Затем, она убежала, отворила и снова заперла за собой дверь, унеся свечу.
Князь, оставшись неожиданно в потемках, уцепился за перила. Он прислушался. Слышался смех, смешанный, по-видимому, с шепотом произносимым ласковыми упреками. И ничего более. Он спустился ощупью по лестнице и присоединился к Глоpиaнe и Браскасу, которые ожидали его в карете.
В это же утро, на поезде, отходившем в девять часов сорок минут, камергер короля Фридриха II уехал с примадонной и ее парикмахером в город Нонненбург, который называется так, потому что Леопольд-Лев, заложил первый камень в фундамент монастырского здания, и который считается столицей Тюрингского королевства.
Глава седьмая
На одной из снежных вершин холодной и неприглядной Тюрингии стоял, однажды, утром молодой пастух и играл на флейте.
Прямо перед ним, внизу, раскинулись на далекое пространство Альпы, со своими гранитными уступами и кудрявыми соснами, которые склоняли свои длинные ветви вплоть до бездонных пропастей, покрытых утренним туманом; а под легкой лазурью неба, кое-где прорезанного дымчатыми облаками, тихий ветерок превращал в мелкие пылинки, уносимые им, снежные хлопья, и январское солнце, освещая ледяные утесы, переливалось разноцветными искрами в льдинках, застывших на ветвях дерев.
Высокий, стройный, с матово-бледным лицом, оттененным черными, вьющимися волосами, с темно голубыми, глубокими, как небо или озеро, глазами — своей фигурой очень похожий на красивую молодую женщину — пастух неподвижно стоял на вершине, в этом величественном и грандиозном уединении; весь закутанный в белый мех, он походил на человека, сплошь засыпанного снегом.

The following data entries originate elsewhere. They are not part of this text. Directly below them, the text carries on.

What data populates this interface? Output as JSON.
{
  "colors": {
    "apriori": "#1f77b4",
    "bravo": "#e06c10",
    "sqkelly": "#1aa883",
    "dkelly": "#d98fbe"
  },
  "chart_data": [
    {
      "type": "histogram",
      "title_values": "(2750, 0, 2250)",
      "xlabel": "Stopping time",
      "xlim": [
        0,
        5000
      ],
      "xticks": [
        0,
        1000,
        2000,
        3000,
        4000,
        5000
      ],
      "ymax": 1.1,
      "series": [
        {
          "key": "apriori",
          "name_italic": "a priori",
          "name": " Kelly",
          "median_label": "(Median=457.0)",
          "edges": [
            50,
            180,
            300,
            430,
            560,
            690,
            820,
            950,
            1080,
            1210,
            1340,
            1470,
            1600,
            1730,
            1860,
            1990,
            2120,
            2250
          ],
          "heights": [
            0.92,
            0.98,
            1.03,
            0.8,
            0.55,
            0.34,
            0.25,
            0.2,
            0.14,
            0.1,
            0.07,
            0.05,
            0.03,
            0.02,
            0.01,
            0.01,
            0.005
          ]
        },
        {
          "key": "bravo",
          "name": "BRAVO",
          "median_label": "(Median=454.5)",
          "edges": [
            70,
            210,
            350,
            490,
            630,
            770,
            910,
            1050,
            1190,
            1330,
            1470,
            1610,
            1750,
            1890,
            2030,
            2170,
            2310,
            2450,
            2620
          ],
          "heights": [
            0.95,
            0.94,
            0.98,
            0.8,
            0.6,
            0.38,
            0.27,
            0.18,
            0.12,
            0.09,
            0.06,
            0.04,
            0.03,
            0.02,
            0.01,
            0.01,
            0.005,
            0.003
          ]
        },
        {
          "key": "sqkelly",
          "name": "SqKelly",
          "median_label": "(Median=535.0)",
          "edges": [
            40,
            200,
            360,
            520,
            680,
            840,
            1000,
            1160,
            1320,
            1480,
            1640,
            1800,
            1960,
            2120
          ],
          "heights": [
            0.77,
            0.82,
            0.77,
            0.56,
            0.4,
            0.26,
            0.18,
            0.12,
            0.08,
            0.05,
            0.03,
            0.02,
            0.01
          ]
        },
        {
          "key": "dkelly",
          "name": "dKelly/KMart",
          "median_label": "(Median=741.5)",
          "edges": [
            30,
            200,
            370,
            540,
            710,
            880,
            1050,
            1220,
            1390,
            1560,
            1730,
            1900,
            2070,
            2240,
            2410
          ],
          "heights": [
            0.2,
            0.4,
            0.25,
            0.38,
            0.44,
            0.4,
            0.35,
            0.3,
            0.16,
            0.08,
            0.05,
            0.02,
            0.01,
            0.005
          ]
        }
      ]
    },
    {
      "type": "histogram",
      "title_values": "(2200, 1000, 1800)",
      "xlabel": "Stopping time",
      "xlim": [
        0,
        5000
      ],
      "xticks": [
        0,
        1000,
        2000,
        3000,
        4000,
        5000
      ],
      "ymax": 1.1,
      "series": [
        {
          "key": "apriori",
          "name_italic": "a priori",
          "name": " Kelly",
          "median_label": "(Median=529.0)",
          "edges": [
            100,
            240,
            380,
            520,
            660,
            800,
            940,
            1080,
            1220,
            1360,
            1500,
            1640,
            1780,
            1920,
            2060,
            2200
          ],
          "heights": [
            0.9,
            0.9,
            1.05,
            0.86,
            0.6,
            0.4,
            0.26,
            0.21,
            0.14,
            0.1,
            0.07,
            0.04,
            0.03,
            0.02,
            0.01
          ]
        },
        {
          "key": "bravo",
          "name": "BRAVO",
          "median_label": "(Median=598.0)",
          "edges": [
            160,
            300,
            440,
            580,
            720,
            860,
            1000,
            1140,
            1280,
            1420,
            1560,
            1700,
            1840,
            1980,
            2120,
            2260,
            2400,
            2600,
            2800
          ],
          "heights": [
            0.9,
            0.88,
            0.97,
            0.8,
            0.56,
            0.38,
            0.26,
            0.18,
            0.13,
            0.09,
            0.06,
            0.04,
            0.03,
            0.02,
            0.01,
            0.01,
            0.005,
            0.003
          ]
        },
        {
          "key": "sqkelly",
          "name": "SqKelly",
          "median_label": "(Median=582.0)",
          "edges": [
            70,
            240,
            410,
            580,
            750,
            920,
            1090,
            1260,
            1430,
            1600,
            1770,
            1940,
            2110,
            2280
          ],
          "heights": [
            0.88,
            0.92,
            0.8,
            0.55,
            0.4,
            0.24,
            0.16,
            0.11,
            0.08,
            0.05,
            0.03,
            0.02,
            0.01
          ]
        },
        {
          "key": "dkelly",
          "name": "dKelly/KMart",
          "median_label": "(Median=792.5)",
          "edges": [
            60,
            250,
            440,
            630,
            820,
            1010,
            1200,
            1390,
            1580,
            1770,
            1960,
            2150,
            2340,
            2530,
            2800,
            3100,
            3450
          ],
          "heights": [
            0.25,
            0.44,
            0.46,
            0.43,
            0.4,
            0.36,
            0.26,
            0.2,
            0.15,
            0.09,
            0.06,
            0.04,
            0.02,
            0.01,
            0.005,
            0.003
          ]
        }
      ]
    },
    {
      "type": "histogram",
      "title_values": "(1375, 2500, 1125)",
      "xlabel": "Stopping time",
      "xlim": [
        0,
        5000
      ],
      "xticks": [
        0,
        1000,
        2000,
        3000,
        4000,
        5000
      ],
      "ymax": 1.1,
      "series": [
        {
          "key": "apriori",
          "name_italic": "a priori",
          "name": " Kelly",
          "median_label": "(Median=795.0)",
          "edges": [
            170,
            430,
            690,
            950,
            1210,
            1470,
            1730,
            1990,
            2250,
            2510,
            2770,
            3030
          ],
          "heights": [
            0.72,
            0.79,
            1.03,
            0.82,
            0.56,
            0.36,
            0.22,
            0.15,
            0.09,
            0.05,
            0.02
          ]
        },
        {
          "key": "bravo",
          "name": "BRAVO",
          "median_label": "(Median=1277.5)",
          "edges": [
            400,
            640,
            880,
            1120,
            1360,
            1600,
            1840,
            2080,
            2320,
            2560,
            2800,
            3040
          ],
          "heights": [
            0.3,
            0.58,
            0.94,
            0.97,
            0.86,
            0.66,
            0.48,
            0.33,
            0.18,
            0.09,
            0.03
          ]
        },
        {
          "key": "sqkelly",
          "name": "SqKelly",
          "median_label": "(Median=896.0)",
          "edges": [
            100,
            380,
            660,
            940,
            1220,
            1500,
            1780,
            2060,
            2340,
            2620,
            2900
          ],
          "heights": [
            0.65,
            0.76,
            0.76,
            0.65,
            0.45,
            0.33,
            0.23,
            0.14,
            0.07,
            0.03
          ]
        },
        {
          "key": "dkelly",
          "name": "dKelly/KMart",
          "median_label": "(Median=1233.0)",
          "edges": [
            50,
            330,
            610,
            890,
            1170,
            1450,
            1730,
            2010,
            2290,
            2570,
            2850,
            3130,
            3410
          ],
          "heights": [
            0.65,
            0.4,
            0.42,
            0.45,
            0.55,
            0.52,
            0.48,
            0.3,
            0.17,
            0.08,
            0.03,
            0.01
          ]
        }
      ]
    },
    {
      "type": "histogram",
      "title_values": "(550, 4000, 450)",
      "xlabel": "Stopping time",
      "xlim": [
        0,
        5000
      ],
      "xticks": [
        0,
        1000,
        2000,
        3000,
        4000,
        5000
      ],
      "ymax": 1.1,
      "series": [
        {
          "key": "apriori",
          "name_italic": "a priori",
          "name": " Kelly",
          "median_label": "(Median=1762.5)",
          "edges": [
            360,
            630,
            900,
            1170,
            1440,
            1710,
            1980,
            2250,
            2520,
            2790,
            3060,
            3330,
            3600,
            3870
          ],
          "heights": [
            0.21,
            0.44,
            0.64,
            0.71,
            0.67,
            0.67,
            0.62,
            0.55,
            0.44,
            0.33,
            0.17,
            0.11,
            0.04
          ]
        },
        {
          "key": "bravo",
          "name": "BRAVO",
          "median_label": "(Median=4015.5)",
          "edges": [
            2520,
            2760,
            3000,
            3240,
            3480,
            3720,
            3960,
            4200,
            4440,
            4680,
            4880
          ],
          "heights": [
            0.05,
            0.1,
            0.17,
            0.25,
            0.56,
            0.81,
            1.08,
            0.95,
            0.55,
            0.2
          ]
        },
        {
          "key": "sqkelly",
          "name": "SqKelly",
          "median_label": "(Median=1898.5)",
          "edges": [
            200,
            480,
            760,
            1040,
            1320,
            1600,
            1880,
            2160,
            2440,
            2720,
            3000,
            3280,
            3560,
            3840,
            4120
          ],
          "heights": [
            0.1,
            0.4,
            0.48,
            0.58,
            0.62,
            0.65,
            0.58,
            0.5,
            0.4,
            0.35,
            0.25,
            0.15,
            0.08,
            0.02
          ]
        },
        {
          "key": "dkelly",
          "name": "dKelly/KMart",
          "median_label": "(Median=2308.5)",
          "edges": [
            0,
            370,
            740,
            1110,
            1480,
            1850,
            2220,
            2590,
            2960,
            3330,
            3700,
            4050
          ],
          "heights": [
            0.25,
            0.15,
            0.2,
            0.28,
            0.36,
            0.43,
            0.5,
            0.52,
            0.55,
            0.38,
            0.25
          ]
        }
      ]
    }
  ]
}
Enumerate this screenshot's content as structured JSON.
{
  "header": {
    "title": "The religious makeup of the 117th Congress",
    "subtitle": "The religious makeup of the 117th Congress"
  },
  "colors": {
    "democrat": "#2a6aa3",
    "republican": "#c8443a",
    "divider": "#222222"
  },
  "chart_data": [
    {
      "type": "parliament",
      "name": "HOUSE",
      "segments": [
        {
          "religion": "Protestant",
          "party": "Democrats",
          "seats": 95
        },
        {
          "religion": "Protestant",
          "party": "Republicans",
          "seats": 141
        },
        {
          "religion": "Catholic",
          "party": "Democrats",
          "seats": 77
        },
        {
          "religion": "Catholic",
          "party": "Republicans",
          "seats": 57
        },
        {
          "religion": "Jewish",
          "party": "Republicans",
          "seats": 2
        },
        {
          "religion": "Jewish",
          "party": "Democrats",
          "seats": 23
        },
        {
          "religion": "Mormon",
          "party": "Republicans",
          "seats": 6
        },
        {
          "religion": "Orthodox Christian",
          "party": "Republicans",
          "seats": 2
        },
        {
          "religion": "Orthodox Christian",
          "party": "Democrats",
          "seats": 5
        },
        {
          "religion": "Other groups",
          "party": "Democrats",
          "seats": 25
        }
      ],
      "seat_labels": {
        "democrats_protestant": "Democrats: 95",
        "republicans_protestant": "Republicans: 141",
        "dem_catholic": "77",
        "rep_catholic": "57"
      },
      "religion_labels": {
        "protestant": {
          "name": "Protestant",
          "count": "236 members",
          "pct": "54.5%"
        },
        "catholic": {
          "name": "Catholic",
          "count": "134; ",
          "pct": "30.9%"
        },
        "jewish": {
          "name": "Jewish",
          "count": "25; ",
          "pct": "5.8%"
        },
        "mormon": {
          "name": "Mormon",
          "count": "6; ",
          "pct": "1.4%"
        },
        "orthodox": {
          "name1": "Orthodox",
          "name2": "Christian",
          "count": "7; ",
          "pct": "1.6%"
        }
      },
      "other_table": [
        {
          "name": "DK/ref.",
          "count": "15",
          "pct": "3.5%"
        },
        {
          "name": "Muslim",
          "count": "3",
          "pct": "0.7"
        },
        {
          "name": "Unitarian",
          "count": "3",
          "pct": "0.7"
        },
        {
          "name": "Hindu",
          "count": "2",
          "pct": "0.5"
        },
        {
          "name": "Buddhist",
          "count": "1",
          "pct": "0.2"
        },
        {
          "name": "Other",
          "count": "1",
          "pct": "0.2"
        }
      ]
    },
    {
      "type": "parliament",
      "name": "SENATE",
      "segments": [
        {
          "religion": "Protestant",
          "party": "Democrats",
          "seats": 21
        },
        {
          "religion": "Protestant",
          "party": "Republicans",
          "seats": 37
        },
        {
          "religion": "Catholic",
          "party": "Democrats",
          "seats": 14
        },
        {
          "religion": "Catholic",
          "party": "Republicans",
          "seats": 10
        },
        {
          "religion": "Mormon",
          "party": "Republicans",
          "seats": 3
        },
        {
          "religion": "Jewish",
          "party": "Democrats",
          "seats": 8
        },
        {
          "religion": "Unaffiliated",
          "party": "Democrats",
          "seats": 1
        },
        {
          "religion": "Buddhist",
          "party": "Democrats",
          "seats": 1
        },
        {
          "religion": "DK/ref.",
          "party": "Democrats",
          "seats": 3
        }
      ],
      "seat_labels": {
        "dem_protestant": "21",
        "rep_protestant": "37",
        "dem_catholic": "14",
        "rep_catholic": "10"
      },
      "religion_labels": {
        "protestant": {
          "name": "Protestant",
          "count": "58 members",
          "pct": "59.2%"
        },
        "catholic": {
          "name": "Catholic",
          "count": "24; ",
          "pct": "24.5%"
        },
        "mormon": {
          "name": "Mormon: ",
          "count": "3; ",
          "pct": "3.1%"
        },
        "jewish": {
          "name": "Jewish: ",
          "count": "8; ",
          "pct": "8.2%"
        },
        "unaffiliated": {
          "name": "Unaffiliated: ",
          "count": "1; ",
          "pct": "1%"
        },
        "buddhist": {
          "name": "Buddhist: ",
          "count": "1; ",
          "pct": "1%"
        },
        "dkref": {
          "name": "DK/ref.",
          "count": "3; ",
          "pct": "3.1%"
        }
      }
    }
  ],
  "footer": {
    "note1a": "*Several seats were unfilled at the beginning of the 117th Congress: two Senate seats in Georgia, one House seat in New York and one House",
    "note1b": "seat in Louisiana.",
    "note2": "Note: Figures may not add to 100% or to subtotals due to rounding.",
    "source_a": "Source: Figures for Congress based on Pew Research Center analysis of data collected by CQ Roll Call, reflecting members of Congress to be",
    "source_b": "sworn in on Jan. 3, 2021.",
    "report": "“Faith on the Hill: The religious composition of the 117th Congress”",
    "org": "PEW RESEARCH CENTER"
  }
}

Песня, которую он наигрывал, протяжная, частая, прерываемая время от времени, разносилась в этом безмолвии редкими холодными переливами, похожими на капли замерзшего источника, начинающего оттаивать под теплыми лучами солнца.
Но вот он перестал играть, вытянул голову, прислушался, по-видимому, выжидая, чтобы эхо повторило мотив. Ни звука. Только большой камень, оторванный ветром, скатился по уступам и остановился, при шуме сломившейся ветви.
Тогда пастух печально взглянул на этот суровый ландшафт. В позе любовника, тревожно поджидающего ту, которая обещала прийти сюда, он точно вызывал из этого безмолвия чей-либо голос или ожидал появления какой-либо формы на этих неподвижно лежащих снежных глыбах; простирал руки вперед, будто желая схватить дорогое видение; но они бессильно опускались, с таким жестом отчаянья, точно он досадовал на то, что ему не удалось обнять хотя бы облако.
Снова он приложил флейту к губам, опять в тишине понеслись звуки той же тихой песни: быть может, то был какой-нибудь условленный сигнал.
На одну из этих дрожащих нот ответил отдаленный, трепетный, чистый звук.
Он вздрогнул, кровь внезапно прихлынула к его щекам, глаза радостно блеснули, и он продолжал играть, останавливаясь по временам, чтобы прислушаться к отдаленному звуку, повторяемому эхом.
Эхо было ни что иное, как пение пустынника, чудного соловья Альп, которого иногда удается услышать, но которого никогда нельзя увидать; среди белого покрова зимы, этот голос птички, отвечающей напеву флейты, служил как бы идеальным ответом, на запросы жизни и грез.
Звуки песни пастуха становились все оживленнее; он играл со страстным увлечением, переходившим в экстаз.